Der Umfang zulässiger Tilgungszahlungen ist auf den fair value des Finanzinstruments im Emissionszeitpunkt und einen in der Folge durch (Teil-)Rückzahlung reduzierten Betrag begrenzt (IFRS 9.4.1.3(a)). Als Zinsen anerkannt wird ein (gegebenenfalls auch negatives) Entgelt für die Bereitstellung von Geld über einen bestimmten Zeitraum unter Berücksichtigung des Kreditrisikos (IFRS 9.4.1.3 (b)) und eines evtl. Liquiditätsrisikos (IFRS 9.BC29). Abreden zwischen den Parteien über künftige Zahlungen, die sich nicht unter die einzelnen Komponenten subsummieren lassen, stehen einer Kategorisierung als at amortised cost zu bewertendes Finanzinstrument entgegen. Eine (ausnahmsweise) Rückausnahme gilt lediglich für sog. de minimis Klauseln oder Bedingungen, die als not genuine anzusehen sind (IFRS 9.B4.1.18).
Die Ausklammerung für die bilanzielle Abbildung kann aber nicht über eine quantitative Beurteilung erfolgen, es ist auch qualitativ zu hinterfragen, warum eine vermeintlich irrelevante Klausel überhaupt in eine Vereinbarung aufgenommen wurde. Ist ohne eine quantitative Analyse keine Beurteilung möglich, scheidet ein Rückgriff auf die de minimis Ausnahme aus.
ESG-Metriken als zulässige Komponenten gem. SPPI-Kriterium?
Eine Kategorisierung als at amortised cost setzt den SPPI-Nachweis für den green bond bzw. den ESG-Metriken voraus. Besondere Bedeutung hat die Beurteilung der Zinsabreden.
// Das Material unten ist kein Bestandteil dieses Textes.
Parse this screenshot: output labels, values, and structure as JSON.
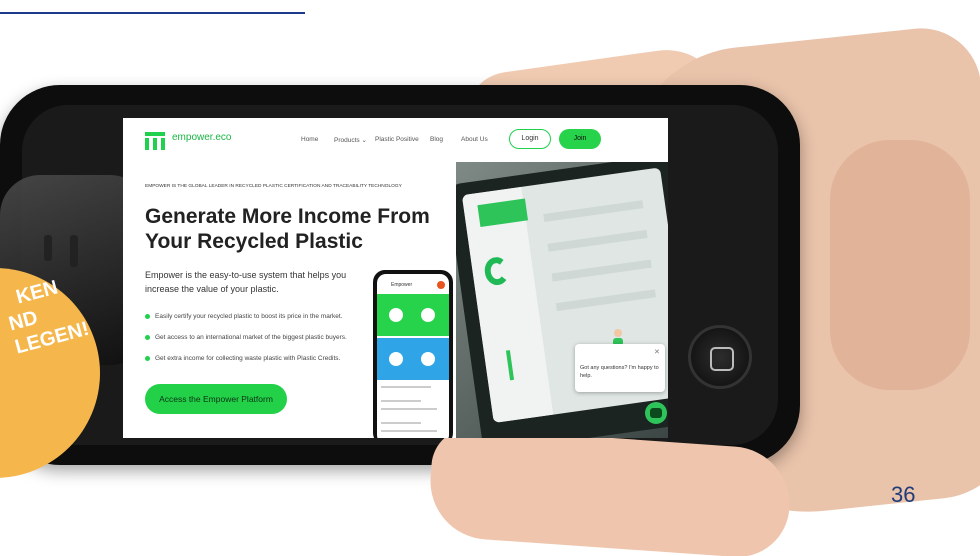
{
  "page": {
    "page_number": "36",
    "badge_lines": [
      "KEN",
      "ND",
      "LEGEN!"
    ]
  },
  "site": {
    "logo_text": "empower.eco",
    "nav": [
      "Home",
      "Products ⌄",
      "Plastic Positive",
      "Blog",
      "About Us"
    ],
    "login": "Login",
    "join": "Join",
    "eyebrow": "EMPOWER IS THE GLOBAL LEADER IN RECYCLED PLASTIC CERTIFICATION AND TRACEABILITY TECHNOLOGY",
    "headline": "Generate More Income From Your Recycled Plastic",
    "lead": "Empower is the easy-to-use system that helps you increase the value of your plastic.",
    "bullets": [
      "Easily certify your recycled plastic to boost its price in the market.",
      "Get access to an international market of the biggest plastic buyers.",
      "Get extra income for collecting waste plastic with Plastic Credits."
    ],
    "cta": "Access the Empower Platform",
    "mini_app_title": "Empower",
    "chat_text": "Got any questions? I'm happy to help.",
    "chat_close": "✕"
  },
  "colors": {
    "brand_green": "#27d34a",
    "badge_orange": "#f5b74c",
    "page_number_blue": "#1f3b7a"
  }
}
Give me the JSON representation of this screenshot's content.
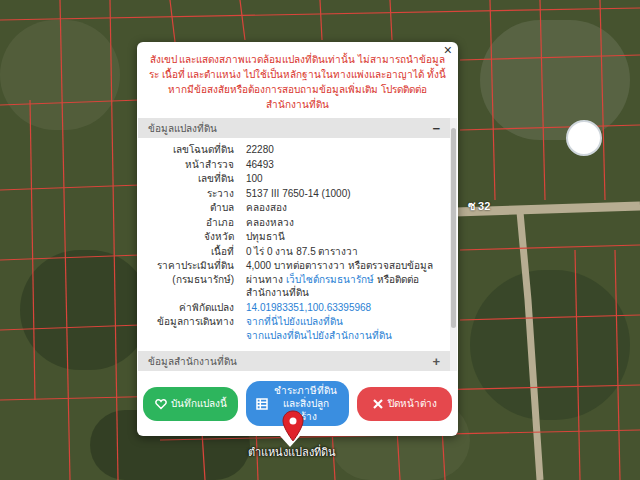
{
  "map": {
    "road_label": "ซ 32",
    "pin_label": "ตำแหน่งแปลงที่ดิน"
  },
  "popup": {
    "close": "×",
    "notice": "สังเขป และแสดงสภาพแวดล้อมแปลงที่ดินเท่านั้น ไม่สามารถนำข้อมูลระ เนื้อที่ และตำแหน่ง ไปใช้เป็นหลักฐานในทางแพ่งและอาญาได้ ทั้งนี้ หากมีข้อสงสัยหรือต้องการสอบถามข้อมูลเพิ่มเติม โปรดติดต่อสำนักงานที่ดิน",
    "parcel_section": {
      "title": "ข้อมูลแปลงที่ดิน",
      "toggle": "−",
      "expanded": true,
      "rows": [
        {
          "label": "เลขโฉนดที่ดิน",
          "parts": [
            {
              "kind": "text",
              "text": "22280"
            }
          ]
        },
        {
          "label": "หน้าสำรวจ",
          "parts": [
            {
              "kind": "text",
              "text": "46493"
            }
          ]
        },
        {
          "label": "เลขที่ดิน",
          "parts": [
            {
              "kind": "text",
              "text": "100"
            }
          ]
        },
        {
          "label": "ระวาง",
          "parts": [
            {
              "kind": "text",
              "text": "5137 III 7650-14 (1000)"
            }
          ]
        },
        {
          "label": "ตำบล",
          "parts": [
            {
              "kind": "text",
              "text": "คลองสอง"
            }
          ]
        },
        {
          "label": "อำเภอ",
          "parts": [
            {
              "kind": "text",
              "text": "คลองหลวง"
            }
          ]
        },
        {
          "label": "จังหวัด",
          "parts": [
            {
              "kind": "text",
              "text": "ปทุมธานี"
            }
          ]
        },
        {
          "label": "เนื้อที่",
          "parts": [
            {
              "kind": "text",
              "text": "0 ไร่ 0 งาน 87.5 ตารางวา"
            }
          ]
        },
        {
          "label": "ราคาประเมินที่ดิน (กรมธนารักษ์)",
          "parts": [
            {
              "kind": "text",
              "text": "4,000 บาทต่อตารางวา หรือตรวจสอบข้อมูลผ่านทาง "
            },
            {
              "kind": "link",
              "text": "เว็บไซต์กรมธนารักษ์"
            },
            {
              "kind": "text",
              "text": " หรือติดต่อสำนักงานที่ดิน"
            }
          ]
        },
        {
          "label": "ค่าพิกัดแปลง",
          "parts": [
            {
              "kind": "link",
              "text": "14.01983351,100.63395968"
            }
          ]
        },
        {
          "label": "ข้อมูลการเดินทาง",
          "parts": [
            {
              "kind": "linkline",
              "text": "จากที่นี่ไปยังแปลงที่ดิน"
            },
            {
              "kind": "linkline",
              "text": "จากแปลงที่ดินไปยังสำนักงานที่ดิน"
            }
          ]
        }
      ]
    },
    "office_section": {
      "title": "ข้อมูลสำนักงานที่ดิน",
      "toggle": "+",
      "expanded": false
    },
    "buttons": [
      {
        "kind": "heart",
        "label": "บันทึกแปลงนี้",
        "color": "#2db55d"
      },
      {
        "kind": "grid",
        "label": "ชำระภาษีที่ดินและสิ่งปลูกสร้าง",
        "color": "#3a8ee0"
      },
      {
        "kind": "close",
        "label": "ปิดหน้าต่าง",
        "color": "#e5484d"
      }
    ]
  }
}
Eine Bindung der Zinshöhe an andere Risiken über ein weiteres (ESG-)underlying führt zu einer Variabilität, die dem SPPI-Nachweis entgegensteht (IFRS 9.B4.1.7A).
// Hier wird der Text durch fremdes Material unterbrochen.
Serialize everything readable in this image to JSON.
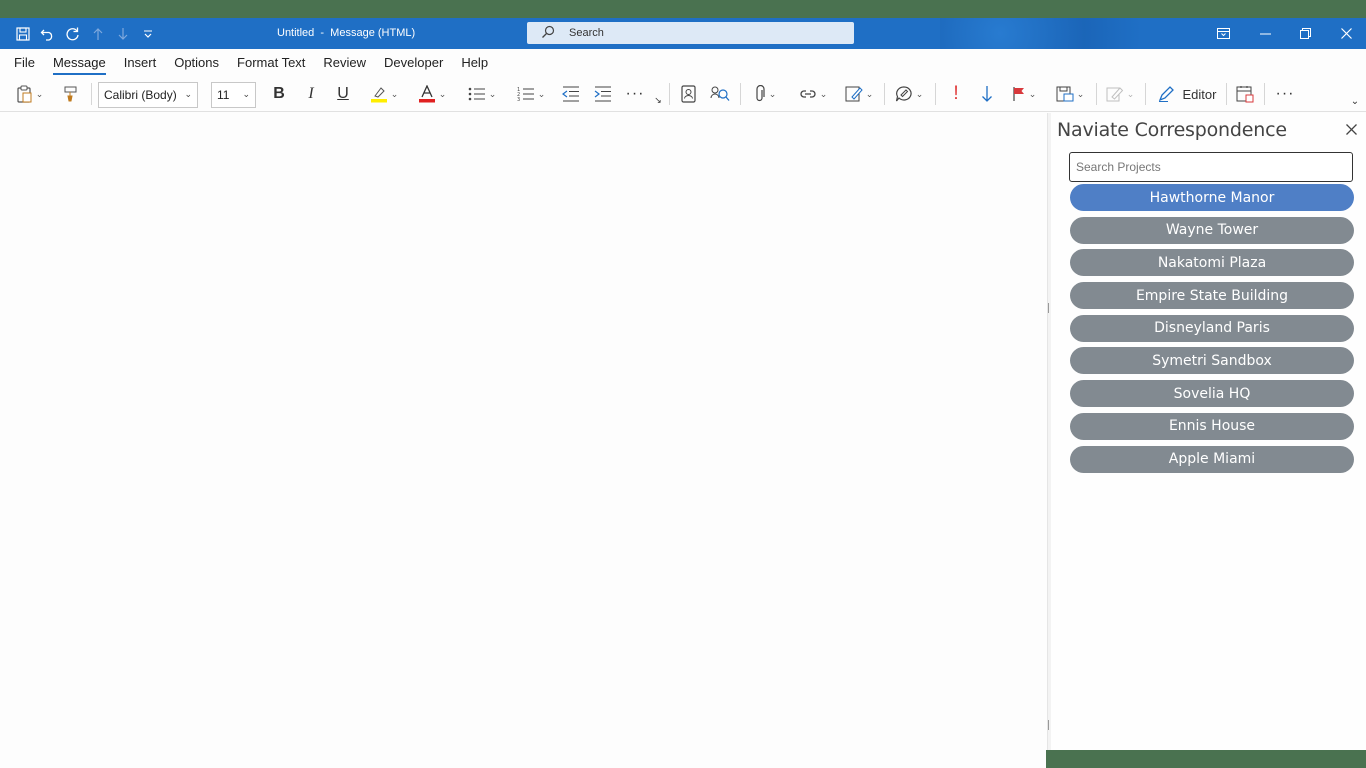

Eine Analogie zu – SPPI konformen (IFRS 9.B4.1.10) - Zinsanpassungsklausen (sog. ratchet-Klauseln) scheidet jedoch aus, da kein Zusammenhang bzw. Kausalität zwischen der Bonität und der Einhaltung von ESG-Metriken nachgewiesen werden kann.
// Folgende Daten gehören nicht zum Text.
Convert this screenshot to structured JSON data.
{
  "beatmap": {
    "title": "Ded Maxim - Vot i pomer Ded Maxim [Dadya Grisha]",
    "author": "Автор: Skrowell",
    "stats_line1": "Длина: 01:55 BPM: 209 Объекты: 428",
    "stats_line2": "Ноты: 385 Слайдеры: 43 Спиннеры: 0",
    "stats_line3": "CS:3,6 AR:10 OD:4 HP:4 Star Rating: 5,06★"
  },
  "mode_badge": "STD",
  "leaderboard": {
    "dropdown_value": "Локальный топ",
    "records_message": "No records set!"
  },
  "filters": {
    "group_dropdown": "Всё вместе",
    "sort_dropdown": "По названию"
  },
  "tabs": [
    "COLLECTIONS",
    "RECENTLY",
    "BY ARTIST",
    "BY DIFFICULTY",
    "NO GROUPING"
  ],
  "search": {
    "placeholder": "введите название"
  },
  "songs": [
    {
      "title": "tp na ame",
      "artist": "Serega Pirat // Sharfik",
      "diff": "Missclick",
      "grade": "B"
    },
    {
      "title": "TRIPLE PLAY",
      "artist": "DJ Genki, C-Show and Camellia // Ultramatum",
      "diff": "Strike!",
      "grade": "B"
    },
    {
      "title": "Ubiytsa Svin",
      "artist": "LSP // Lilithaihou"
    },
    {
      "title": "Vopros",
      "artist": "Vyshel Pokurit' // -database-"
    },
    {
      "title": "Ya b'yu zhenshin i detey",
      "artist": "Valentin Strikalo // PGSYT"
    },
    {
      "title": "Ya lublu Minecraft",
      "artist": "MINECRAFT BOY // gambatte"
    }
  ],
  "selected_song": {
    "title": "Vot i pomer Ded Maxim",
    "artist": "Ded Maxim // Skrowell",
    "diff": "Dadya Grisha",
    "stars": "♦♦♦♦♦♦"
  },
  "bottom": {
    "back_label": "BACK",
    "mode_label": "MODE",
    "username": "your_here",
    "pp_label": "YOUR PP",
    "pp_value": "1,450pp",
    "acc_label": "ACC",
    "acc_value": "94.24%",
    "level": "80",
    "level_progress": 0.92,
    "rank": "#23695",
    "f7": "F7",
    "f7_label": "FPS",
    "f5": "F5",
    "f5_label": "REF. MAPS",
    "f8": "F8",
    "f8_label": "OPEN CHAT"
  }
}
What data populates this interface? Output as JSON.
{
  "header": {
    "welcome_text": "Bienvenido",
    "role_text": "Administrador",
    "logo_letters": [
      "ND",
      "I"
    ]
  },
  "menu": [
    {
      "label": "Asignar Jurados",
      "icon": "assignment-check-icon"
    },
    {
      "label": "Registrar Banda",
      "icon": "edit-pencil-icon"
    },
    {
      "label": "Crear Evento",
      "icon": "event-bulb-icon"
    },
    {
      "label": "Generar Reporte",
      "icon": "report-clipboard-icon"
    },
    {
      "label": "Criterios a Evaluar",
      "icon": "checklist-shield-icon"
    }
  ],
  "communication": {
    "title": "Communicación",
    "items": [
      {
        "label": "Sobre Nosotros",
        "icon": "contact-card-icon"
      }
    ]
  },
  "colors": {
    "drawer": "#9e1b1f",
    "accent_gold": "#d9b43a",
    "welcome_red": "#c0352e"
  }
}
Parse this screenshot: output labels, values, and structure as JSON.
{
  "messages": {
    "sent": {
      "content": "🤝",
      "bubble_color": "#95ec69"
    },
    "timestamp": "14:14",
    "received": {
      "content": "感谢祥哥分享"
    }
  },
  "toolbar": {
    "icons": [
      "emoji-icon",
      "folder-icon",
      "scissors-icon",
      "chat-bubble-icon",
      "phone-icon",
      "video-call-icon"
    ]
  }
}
Auch eine geringe Variabilität der Zahlungen aufgrund der Bindung des Kapitaldiensts schließt eine Kategorisierung at amortised cost aus, so lange die Berücksichtigung einer ESG-Metrik als underlying nicht als Bestandteil eines basic lending arrangement gilt. Die Bindung an ein ESG underlying stellt weder eine Kompensation für den time value of money noch das Kreditausfallrisiko, das mit dem ausstehenden Nominal des Instruments verbunden ist, dar. Für Elemente, die ein zusätzliches exposure to risks or volatility begründen, wird der SPPI-Nachweis daher ausgeschlossen (IFRS 9.B4.1.7A).
Auch der Versuch auf die de minimis Ausnahme abzustellen ist qualitativ kritisch. Dies würde unterstellen, dass die zwischen rational handelnden Parteien ESG-Klausel vermeintlich keine Bedeutung hätte. Die Aufnahme setzt eine Einigung zwischen Gläubiger und Schuldner und damit einen Verhandlungsprozess voraus. Es kann also keine unbedeutende Bestimmung der vertraglichen Vereinbarung vorliegen, da bei rational handelnden Personen eine solche erst gar nicht aufgenommen wird.
Zusammenfassung
Die Emission von Fremdkapitalinstrumenten kann unter Bindung des Kapitaldiensts an die Entwicklung einer ESG-Metrik erfolgen, ist aber (noch) nicht typisch für ein basic lending arrangement. Änderungen des Kapitaldiensts aufgrund der Entwicklung eines ESG underlying lassen sich daher nicht unter den zulässigen Komponenten, die als solely payments of principal and interest gelten, subsummieren. Das Zahlungsstromprofil eines green bond verstößt gegen die objektive Bedingung für eine Kategorisierung at amortised cost, in der Konsequenz ist eine(Folge-)Bewertung zum fair value geboten.
*Literaturhinweis: Angelehnt an Freiberg, PiR 1/2021, S. 32f.